Dados disponibilizados no site da campanha oficial revelam que, em um mês, a Casa Nem gastou o montante de R$21.389 para se manter. Até o momento, apenas 47% do financiamento necessário foi batido. Hoje, ao morar na Casa Nem, todos trabalham para um lar limpo, funcional e acolhedor sem taxa obrigatória para permanecer no espaço. 

A coordenadora administrativa da Rede Nem, Ágatha Maria Chavier, reafirma que o maior desafio para dar continuidade ao trabalho e as atividades realizadas na casa é o fator renda.

“Nós contamos com algumas doações fixas mensais, mas o valor não cobre o custo de tudo que a gente gasta por mês, incluindo as contas, as ajudas para aquelas pessoas que estão construindo sua renda, alimentação, produtos de higiene e limpeza e mais outras demandas. Um processo que, a cada mês, nos coloca na responsabilidade de encontrar maneiras para que o trabalho siga acontecendo”, pontua. 

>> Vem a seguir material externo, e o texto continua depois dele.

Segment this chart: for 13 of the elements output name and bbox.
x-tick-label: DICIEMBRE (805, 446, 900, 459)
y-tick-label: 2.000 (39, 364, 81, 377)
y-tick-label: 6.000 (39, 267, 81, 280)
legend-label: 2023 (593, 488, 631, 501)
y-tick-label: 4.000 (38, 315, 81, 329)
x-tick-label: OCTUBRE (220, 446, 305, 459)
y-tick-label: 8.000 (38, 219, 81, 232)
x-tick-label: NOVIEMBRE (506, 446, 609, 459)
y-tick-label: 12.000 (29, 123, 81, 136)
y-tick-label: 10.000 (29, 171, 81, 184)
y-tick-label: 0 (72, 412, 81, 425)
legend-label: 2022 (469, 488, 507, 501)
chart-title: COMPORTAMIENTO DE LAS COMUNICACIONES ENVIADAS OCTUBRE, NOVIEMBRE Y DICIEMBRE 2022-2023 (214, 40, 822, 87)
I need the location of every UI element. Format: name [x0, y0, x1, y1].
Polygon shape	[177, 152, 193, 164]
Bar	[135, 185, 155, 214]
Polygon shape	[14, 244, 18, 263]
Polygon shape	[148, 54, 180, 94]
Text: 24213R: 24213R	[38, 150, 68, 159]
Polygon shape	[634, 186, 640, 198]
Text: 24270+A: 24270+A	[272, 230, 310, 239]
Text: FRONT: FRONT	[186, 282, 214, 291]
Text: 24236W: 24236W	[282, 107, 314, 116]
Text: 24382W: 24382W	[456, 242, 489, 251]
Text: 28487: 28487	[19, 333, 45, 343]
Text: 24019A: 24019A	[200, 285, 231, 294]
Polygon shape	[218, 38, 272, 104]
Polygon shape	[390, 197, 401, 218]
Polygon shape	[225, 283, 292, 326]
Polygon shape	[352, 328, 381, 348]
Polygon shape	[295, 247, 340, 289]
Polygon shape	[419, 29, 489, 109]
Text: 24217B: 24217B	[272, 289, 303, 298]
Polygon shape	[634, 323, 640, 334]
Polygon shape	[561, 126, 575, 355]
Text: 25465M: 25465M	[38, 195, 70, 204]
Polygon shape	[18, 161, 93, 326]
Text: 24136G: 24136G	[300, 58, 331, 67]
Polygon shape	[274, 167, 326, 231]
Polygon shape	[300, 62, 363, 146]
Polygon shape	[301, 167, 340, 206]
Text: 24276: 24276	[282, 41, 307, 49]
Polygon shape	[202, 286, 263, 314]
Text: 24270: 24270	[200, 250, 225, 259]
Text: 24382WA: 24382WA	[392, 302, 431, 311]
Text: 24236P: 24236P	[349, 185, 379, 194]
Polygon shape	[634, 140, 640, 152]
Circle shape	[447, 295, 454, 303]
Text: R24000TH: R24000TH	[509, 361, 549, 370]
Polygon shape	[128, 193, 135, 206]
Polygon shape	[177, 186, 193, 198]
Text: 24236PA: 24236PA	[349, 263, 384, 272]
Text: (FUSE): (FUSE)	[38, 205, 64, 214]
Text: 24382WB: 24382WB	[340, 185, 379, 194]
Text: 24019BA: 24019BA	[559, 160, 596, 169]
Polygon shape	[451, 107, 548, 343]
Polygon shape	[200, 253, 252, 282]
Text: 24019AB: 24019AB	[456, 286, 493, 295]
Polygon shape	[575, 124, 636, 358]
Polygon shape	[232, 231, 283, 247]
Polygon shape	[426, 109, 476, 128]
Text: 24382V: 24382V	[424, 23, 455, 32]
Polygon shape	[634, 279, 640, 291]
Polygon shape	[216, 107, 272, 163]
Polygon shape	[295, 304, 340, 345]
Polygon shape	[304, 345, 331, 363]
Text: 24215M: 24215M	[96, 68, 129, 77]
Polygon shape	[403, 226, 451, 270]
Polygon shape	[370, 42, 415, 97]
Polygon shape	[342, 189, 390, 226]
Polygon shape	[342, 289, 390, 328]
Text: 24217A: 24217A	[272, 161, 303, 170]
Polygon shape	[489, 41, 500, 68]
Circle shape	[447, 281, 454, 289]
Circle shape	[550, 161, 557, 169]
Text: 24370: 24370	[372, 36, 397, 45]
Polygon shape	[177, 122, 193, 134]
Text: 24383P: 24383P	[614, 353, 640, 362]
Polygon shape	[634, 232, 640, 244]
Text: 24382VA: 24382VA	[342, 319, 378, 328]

A coordenadora ainda ressalta que, apesar da função social desempenhada, os órgãos públicos ainda não reconhecem a casa oficialmente. Acionada constantemente para atender pessoas encaminhadas pela prefeitura, a casa não recebe nenhum tipo de apoio institucional. 

Ainda segundo Ágatha Maria, além dos desafios de manutenção da casa, a falta de segurança desponta como um dos fatores de risco para a continuidade das atividades e, principalmente, a permanência de pessoas trans e travestis no espaço.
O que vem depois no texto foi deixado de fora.